HL7 ADT_A20 Bed Status Update
ADT_A20 is unusual for an ADT message because it is about a bed, not a patient. Certain nursing, census, or bed management applications use it to tell the Patient Administration system that a bed is occupied, unoccupied, cleaning, blocked, or otherwise unavailable according to local codes.
That makes A20 useful for bed boards and census operations, but easy to mishandle in patient-centered interfaces. There may be no PID, no PV1, and no visit context at all.
A small A20 example
What systems do with it
The sender is often a nursing census or bed board application. The receiver updates the bed's operational status so admissions, transfers, housekeeping, and ward staff have a more accurate capacity picture.
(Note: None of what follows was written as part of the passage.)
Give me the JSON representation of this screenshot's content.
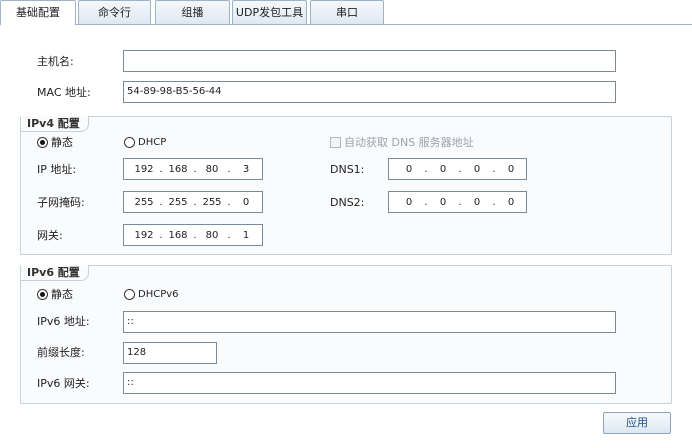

A20 can be valuable in an interface engine because it lets a bed-state feed run separately from the patient ADT feed. That separation also means your routing, validation, and logging should not assume every ADT message has PID.
How to read the structure
The structure is only MSH, optional SFT, EVN, and NPU. NPU-1 identifies the bed location, and NPU-2 carries the bed status using the local table agreed by the interface profile.
Implementation traps
Do not reject A20 just because it has no patient. Also do not use it to infer who is in the bed. A20 changes bed state; patient occupancy still needs patient/visit events such as admit, transfer, discharge, or local bed assignment messages.
Reference notes
The HL7 v2+ ADT_A20 page describes bed status updates from nursing or census applications to the Patient Administration system, with NPU as the required segment.